The consultants are flocking to Saudi Arabia.
The kingdom has spent US$1.25 billion on fees for management consultants this year, according to a report from Source Global Research, as it gears up to announce its National Transformation Plan on Monday. The NTP is a raft of economic reforms designed to insulate the Saudi economy from the impact of low oil prices.
The fall in hydrocarbons revenues has hit Saudi Arabia’s financial buffers and widened its fiscal deficit, meaning that the Gulf monarchy has realised that it must embrace new policies – which is proving a boon to the economic advice industry.

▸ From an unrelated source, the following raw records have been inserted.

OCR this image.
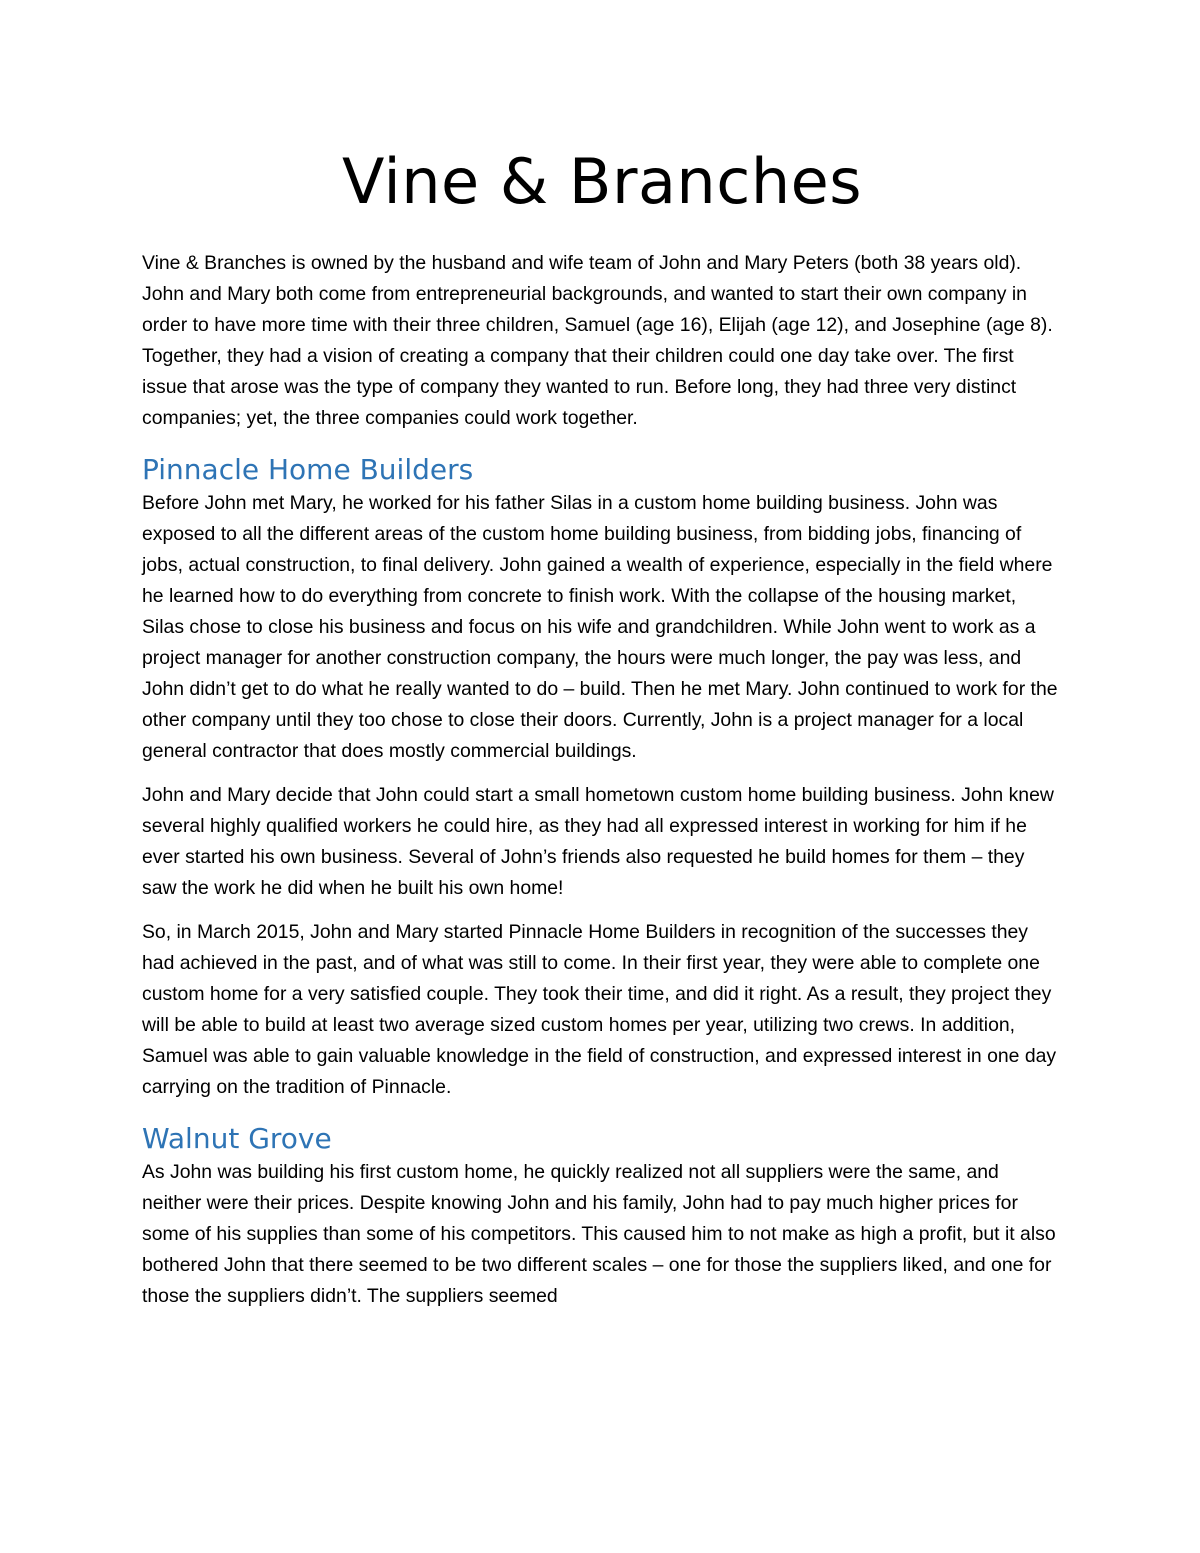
Vine & Branches

Vine & Branches is owned by the husband and wife team of John and Mary Peters (both 38 years old). John and Mary both come from entrepreneurial backgrounds, and wanted to start their own company in order to have more time with their three children, Samuel (age 16), Elijah (age 12), and Josephine (age 8). Together, they had a vision of creating a company that their children could one day take over. The first issue that arose was the type of company they wanted to run. Before long, they had three very distinct companies; yet, the three companies could work together.

Pinnacle Home Builders

Before John met Mary, he worked for his father Silas in a custom home building business. John was exposed to all the different areas of the custom home building business, from bidding jobs, financing of jobs, actual construction, to final delivery. John gained a wealth of experience, especially in the field where he learned how to do everything from concrete to finish work. With the collapse of the housing market, Silas chose to close his business and focus on his wife and grandchildren. While John went to work as a project manager for another construction company, the hours were much longer, the pay was less, and John didn’t get to do what he really wanted to do – build. Then he met Mary. John continued to work for the other company until they too chose to close their doors. Currently, John is a project manager for a local general contractor that does mostly commercial buildings.

John and Mary decide that John could start a small hometown custom home building business. John knew several highly qualified workers he could hire, as they had all expressed interest in working for him if he ever started his own business. Several of John’s friends also requested he build homes for them – they saw the work he did when he built his own home!

So, in March 2015, John and Mary started Pinnacle Home Builders in recognition of the successes they had achieved in the past, and of what was still to come. In their first year, they were able to complete one custom home for a very satisfied couple. They took their time, and did it right. As a result, they project they will be able to build at least two average sized custom homes per year, utilizing two crews. In addition, Samuel was able to gain valuable knowledge in the field of construction, and expressed interest in one day carrying on the tradition of Pinnacle.

Walnut Grove

As John was building his first custom home, he quickly realized not all suppliers were the same, and neither were their prices. Despite knowing John and his family, John had to pay much higher prices for some of his supplies than some of his competitors. This caused him to not make as high a profit, but it also bothered John that there seemed to be two different scales – one for those the suppliers liked, and one for those the suppliers didn’t. The suppliers seemed
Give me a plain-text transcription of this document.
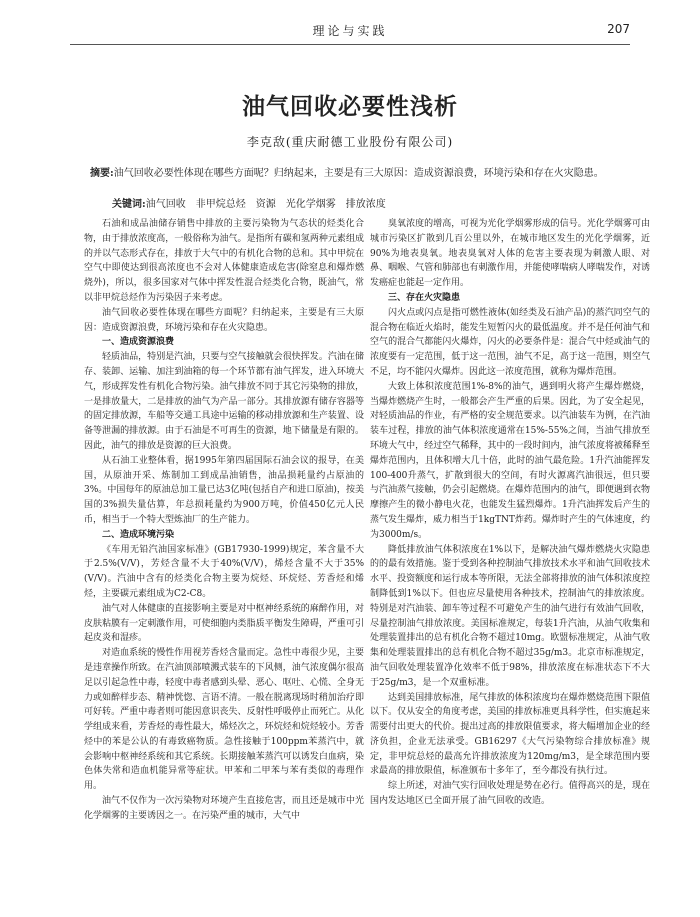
理论与实践	207
油气回收必要性浅析
李克敌(重庆耐德工业股份有限公司)
摘要:油气回收必要性体现在哪些方面呢？归纳起来，主要是有三大原因：造成资源浪费，环境污染和存在火灾隐患。
关键词:油气回收　非甲烷总烃　资源　光化学烟雾　排放浓度

石油和成品油储存销售中排放的主要污染物为气态状的烃类化合物，由于排放浓度高，一般俗称为油气。是指所有碳和氢两种元素组成的并以气态形式存在，排放于大气中的有机化合物的总和。其中甲烷在空气中即使达到很高浓度也不会对人体健康造成危害(除窒息和爆炸燃烧外)，所以，很多国家对气体中挥发性混合烃类化合物，既油气，常以非甲烷总烃作为污染因子来考虑。

油气回收必要性体现在哪些方面呢？归纳起来，主要是有三大原因：造成资源浪费，环境污染和存在火灾隐患。

一、造成资源浪费

轻质油品，特别是汽油，只要与空气接触就会很快挥发。汽油在储存、装卸、运输、加注到油箱的每一个环节都有油气挥发，进入环境大气，形成挥发性有机化合物污染。油气排放不同于其它污染物的排放，一是排放量大，二是排放的油气为产品一部分。其排放源有储存容器等的固定排放源，车船等交通工具途中运输的移动排放源和生产装置、设备等泄漏的排放源。由于石油是不可再生的资源，地下储量是有限的。因此，油气的排放是资源的巨大浪费。

从石油工业整体看，据1995年第四届国际石油会议的报导，在美国，从原油开采、炼制加工到成品油销售，油品损耗量约占原油的3%。中国每年的原油总加工量已达3亿吨(包括自产和进口原油)，按美国的3%损失量估算，年总损耗量约为900万吨，价值450亿元人民币，相当于一个特大型炼油厂的生产能力。

二、造成环境污染

《车用无铅汽油国家标准》(GB17930-1999)规定，苯含量不大于2.5%(V/V)，芳烃含量不大于40%(V/V)，烯烃含量不大于35%(V/V)。汽油中含有的烃类化合物主要为烷烃、环烷烃、芳香烃和烯烃，主要碳元素组成为C2-C8。

油气对人体健康的直接影响主要是对中枢神经系统的麻醉作用，对皮肤粘膜有一定刺激作用，可使细胞内类脂质平衡发生障碍，严重可引起皮炎和湿疹。

对造血系统的慢性作用视芳香烃含量而定。急性中毒很少见，主要是违章操作所致。在汽油顶部喷溅式装车的下风侧，油气浓度偶尔很高足以引起急性中毒，轻度中毒者感到头晕、恶心、呕吐、心慌、全身无力或如醉样步态、精神恍惚、言语不清。一般在脱离现场时稍加治疗即可好转。严重中毒者则可能因意识丧失、反射性呼吸停止而死亡。从化学组成来看，芳香烃的毒性最大，烯烃次之，环烷烃和烷烃较小。芳香烃中的苯是公认的有毒致癌物质。急性接触于100ppm苯蒸汽中，就会影响中枢神经系统和其它系统。长期接触苯蒸汽可以诱发白血病，染色体失常和造血机能异常等症状。甲苯和二甲苯与苯有类似的毒理作用。

油气不仅作为一次污染物对环境产生直接危害，而且还是城市中光化学烟雾的主要诱因之一。在污染严重的城市，大气中

臭氧浓度的增高，可视为光化学烟雾形成的信号。光化学烟雾可由城市污染区扩散到几百公里以外，在城市地区发生的光化学烟雾，近90%为地表臭氧。地表臭氧对人体的危害主要表现为刺激人眼、对鼻、咽喉、气管和肺部也有刺激作用，并能使哮喘病人哮喘发作，对诱发癌症也能起一定作用。

三、存在火灾隐患

闪火点或闪点是指可燃性液体(如经类及石油产品)的蒸汽同空气的混合物在临近火焰时，能发生短暂闪火的最低温度。并不是任何油气和空气的混合气都能闪火爆炸，闪火的必要条件是：混合气中烃或油气的浓度要有一定范围，低于这一范围，油气不足，高于这一范围，则空气不足，均不能闪火爆炸。因此这一浓度范围，就称为爆炸范围。

大致上体积浓度范围1%-8%的油气，遇到明火将产生爆炸燃烧，当爆炸燃烧产生时，一般都会产生严重的后果。因此，为了安全起见，对轻质油品的作业，有严格的安全规范要求。以汽油装车为例，在汽油装车过程，排放的油气体积浓度通常在15%-55%之间，当油气排放至环境大气中，经过空气稀释，其中的一段时间内，油气浓度将被稀释至爆炸范围内，且体积增大几十倍，此时的油气最危险。1升汽油能挥发100-400升蒸气，扩散到很大的空间，有时火源离汽油很远，但只要与汽油蒸气接触，仍会引起燃烧。在爆炸范围内的油气，即便遇到衣物摩擦产生的微小静电火花，也能发生猛烈爆炸。1升汽油挥发后产生的蒸气发生爆炸，威力相当于1kgTNT炸药。爆炸时产生的气体速度，约为3000m/s。

降低排放油气体积浓度在1%以下，是解决油气爆炸燃烧火灾隐患的的最有效措施。鉴于受到各种控制油气排放技术水平和油气回收技术水平、投资额度和运行成本等所限，无法全部将排放的油气体积浓度控制降低到1%以下。但也应尽量使用各种技术，控制油气的排放浓度。特别是对汽油装、卸车等过程不可避免产生的油气进行有效油气回收，尽量控制油气排放浓度。美国标准规定，每装1升汽油，从油气收集和处理装置排出的总有机化合物不超过10mg。欧盟标准规定，从油气收集和处理装置排出的总有机化合物不超过35g/m3。北京市标准规定，油气回收处理装置净化效率不低于98%，排放浓度在标准状态下不大于25g/m3，是一个双重标准。

达到美国排放标准，尾气排放的体积浓度均在爆炸燃烧范围下限值以下。仅从安全的角度考虑，美国的排放标准更具科学性，但实施起来需要付出更大的代价。提出过高的排放限值要求，将大幅增加企业的经济负担，企业无法承受。GB16297《大气污染物综合排放标准》规定，非甲烷总烃的最高允许排放浓度为120mg/m3，是全球范围内要求最高的排放限值，标准颁布十多年了，至今都没有执行过。

综上所述，对油气实行回收处理是势在必行。值得高兴的是，现在国内发达地区已全面开展了油气回收的改造。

Spending on consultants grew 14.8 per cent in Saudi Arabia year-on-year. That makes the kingdom the largest and fastest growing market for consultants in the region. The GCC as a whole spent $2.7bn on consultants in 2015, up from $2.46bn the previous year.
“For consultants, [Saudi Arabia] currently represents the mother of all transformation projects,” said Edward Haigh, SGR’s director.
Jason Tuvey, an emerging markets economist at Capital Economics, said: “Saudi ministries have relied on western consultants and experts for many years to help with running the economy. It’s a way for the Saudi government to get outside authority for their plans. For consultants, there is plenty of work available.”
The consultancy McKinsey argues that the kingdom needs to create 6 million new jobs by encouraging $4 trillion of new investment into its non-oil economy by 2030, in a report published shortly before the Gulf state announced it would embark on an economic reform programme.
The four largest consulting firms, PwC, Deloitte, EY and KPMG – which have recently expanded their consulting businesses – have benefited most, earning $913 million in fees in 2015, according to the report.
As oil prices rose steadily from 2003 to 2014, Gulf states embarked on an infrastructure spending spree. Mega-projects from the Kingdom Tower in Saudi Arabia, to the Qatari stadium projects ahead of the Fifa World Cup 2022, and the UAE’s major airport developments, have provided plenty of business for consultants.
But with oil prices now at $43 per barrel, down from a high of $110 in the summer of 2014, the Gulf states are turning to consultants to help them trim their budgets as they enter an era of austerity. Privatisations, cuts to subsidies, reductions in social welfare payments and overhauls to sovereign wealth funds have all been considered, and consultants are advising on each of these changes.
Last December Saudi Arabia announced an austerity budget in which it would cut spending by 13.8 per cent this year.
Some elements of the NTP have been mentioned in deputy crown prince Mohammed bin Salman’s public statements.
Ministries have been told to cut their individual spending plans by 5 per cent each, on top of additional policy changes, Reuters reported in March. Prince Mohammed said this month that the kingdom would hope to generate more than $100bn per year by 2020 in new revenue from subsidy cuts, new labour market rules and the introduction of VAT. He also outlined a complex plan to transfer ownership of Saudi Aramco to the Public Investment Fund, a new sovereign wealth fund.